Fotoğraf: HDP
Ankara’da 10-11 Eylül 2023 tarihinde HDP ve YSP’nin seçimlerden sonra alınan sonuçlar, yeniden yapılanma ve Cumhuriyetin 2. Yüzyılına girmeye günler kala yol haritasını belirlemek için, kurum ve kadroları ile birlikte seçim sonuçları konusunda bölgelerde yaptığı halk toplantılarından aldığı verilerin değerlendirilmesi ve yeni yapılanma sürecini belirlediği büyük konferansını yaptı.
Düzenlenen konferansın en önemli amacı; Demokrasi güçlerinin halka yeni bir Türkiye hayali, yeni bir Türkiye programı sunma, demokrasinin en alttan yukarıya doğru örgütlendiği, halkların siyasetin öznesi olmasıyla yeni bir içerik kazanması, katılımı esas alan yeni bir modeli Türkiye halklarına sunmaktı. Son seçimler hepimize gösterdi ki, siyaseti, kamusal alanlarda geniş halk kitleleriyle birlikte yapılan bir etkinlik haline getirmek gerekir.

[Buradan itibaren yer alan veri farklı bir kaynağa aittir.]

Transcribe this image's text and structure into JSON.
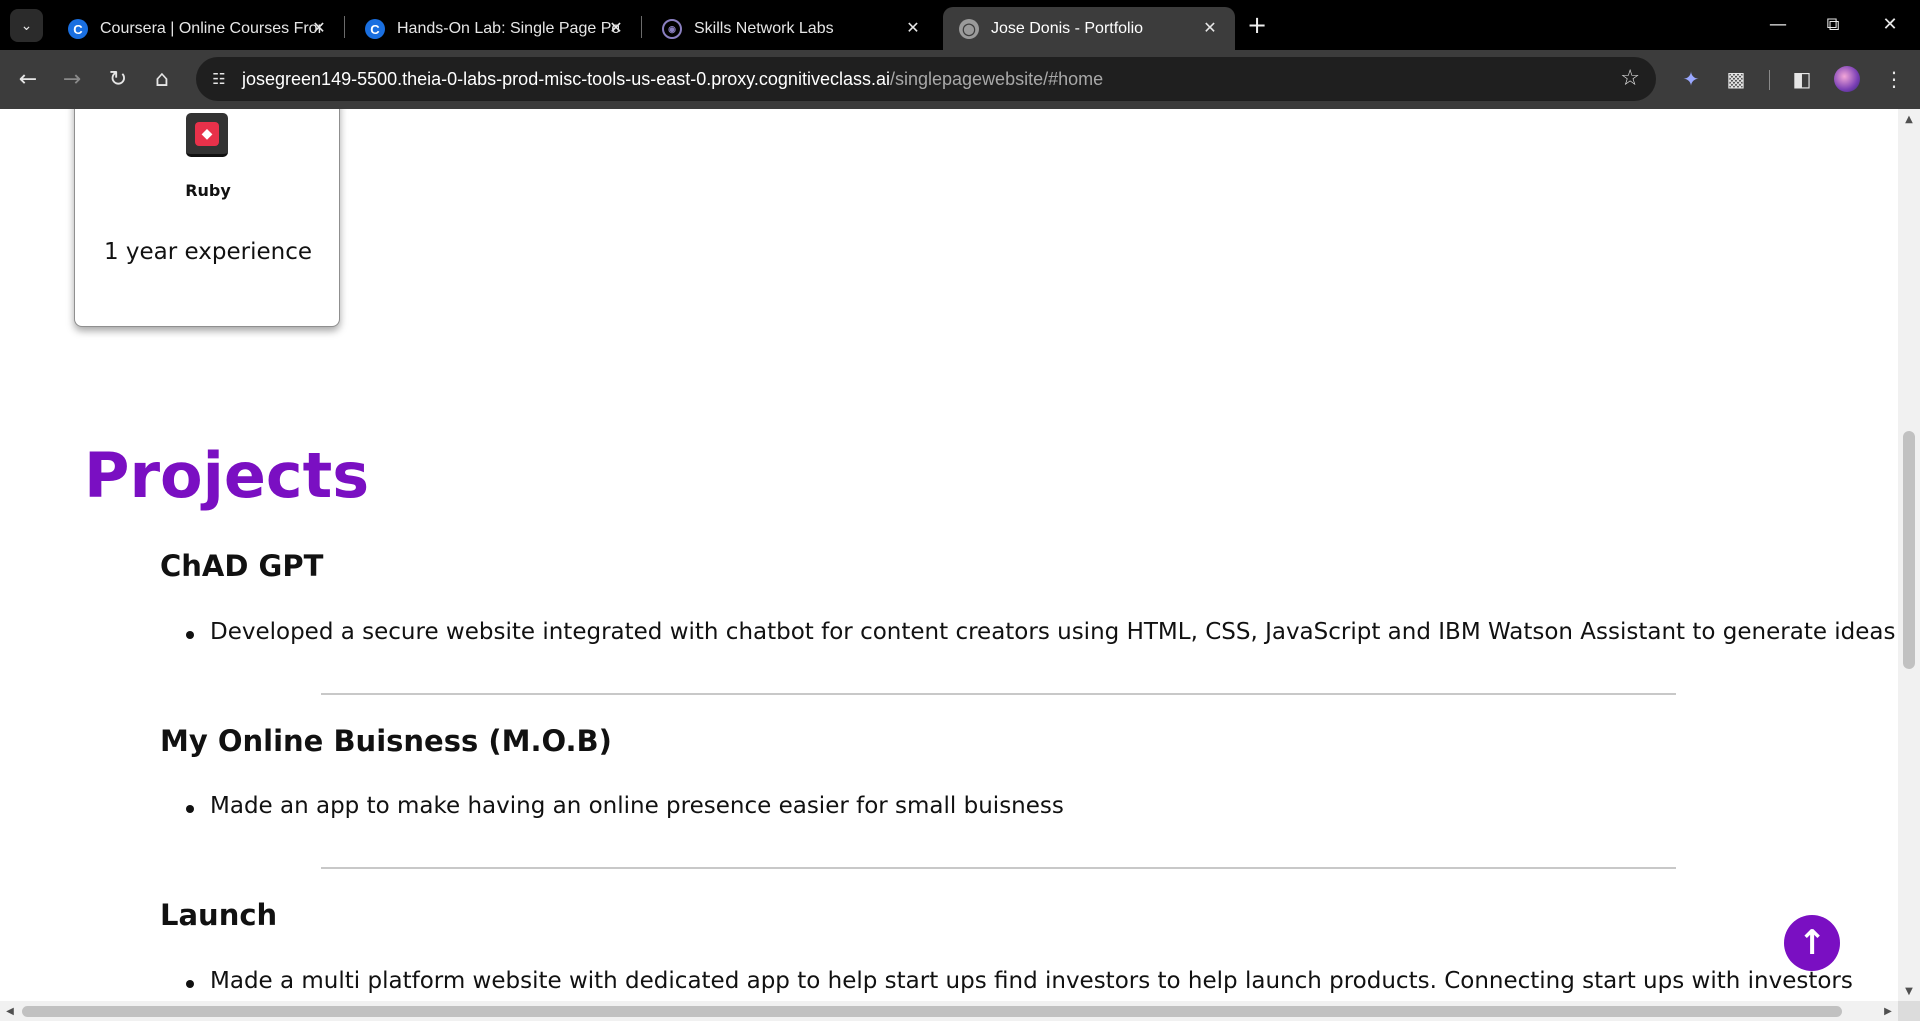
{
  "browser": {
    "tabs": [
      {
        "title": "Coursera | Online Courses From",
        "favicon": "coursera-icon",
        "active": false
      },
      {
        "title": "Hands-On Lab: Single Page Port",
        "favicon": "coursera-icon",
        "active": false
      },
      {
        "title": "Skills Network Labs",
        "favicon": "skills-network-icon",
        "active": false
      },
      {
        "title": "Jose Donis - Portfolio",
        "favicon": "globe-icon",
        "active": true
      }
    ],
    "address_bar": {
      "host": "josegreen149-5500.theia-0-labs-prod-misc-tools-us-east-0.proxy.cognitiveclass.ai",
      "path": "/singlepagewebsite/#home"
    }
  },
  "page": {
    "skill_card": {
      "name": "Ruby",
      "experience": "1 year experience",
      "icon": "ruby-icon"
    },
    "projects_section": {
      "title": "Projects",
      "items": [
        {
          "title": "ChAD GPT",
          "description": "Developed a secure website integrated with chatbot for content creators using HTML, CSS, JavaScript and IBM Watson Assistant to generate ideas"
        },
        {
          "title": "My Online Buisness (M.O.B)",
          "description": "Made an app to make having an online presence easier for small buisness"
        },
        {
          "title": "Launch",
          "description": "Made a multi platform website with dedicated app to help start ups find investors to help launch products. Connecting start ups with investors"
        }
      ]
    },
    "back_to_top_icon": "arrow-up-icon"
  },
  "colors": {
    "accent_purple": "#7a0fc2",
    "chrome_dark": "#3c3c3c",
    "tabbar_black": "#000000"
  }
}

HDP ve YSP’nin, 100 yıldır çözülemeyen sorunlara çözüm arama ve siyasetini yeniden yapılandırma alanında çözümler arama konusunda samimi bir çaba içerisine girdiği konferansın konu başlıklarından da anlaşılmaktaydı.

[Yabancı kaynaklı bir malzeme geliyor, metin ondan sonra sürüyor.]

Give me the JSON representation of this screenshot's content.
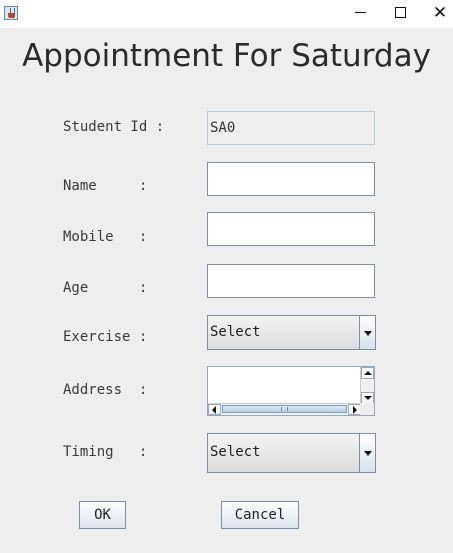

Türkiye halkları olarak 1923 yılında kurulan Cumhuriyet’in 100. Yılının sonunda görüldü ki; kurulan yeni Cumhuriyetin demokratikleşmesi ile doğrudan bağlantılı olan başta Kürt sorunu olmak üzere laiklik, hukuk, kadın hakları, yerel yönetimlerin özerkliği, eğitim gibi birçok sorun 100 yıllık süreçte çözülemedi.
Yapılan büyük konferansın sonucunda;
Partiler, Türkiye halklarının ortak çıkarları doğrultusunda, tüm kesimlerin tereddütlerini gidermek için Kürt sorununda, barış konusunda, Türkiye demokrasisini bulunduğu yetersiz noktadan bir üst noktaya taşımak için üzerine düşen görevi yapmaya hazır olduğunu deklere etti.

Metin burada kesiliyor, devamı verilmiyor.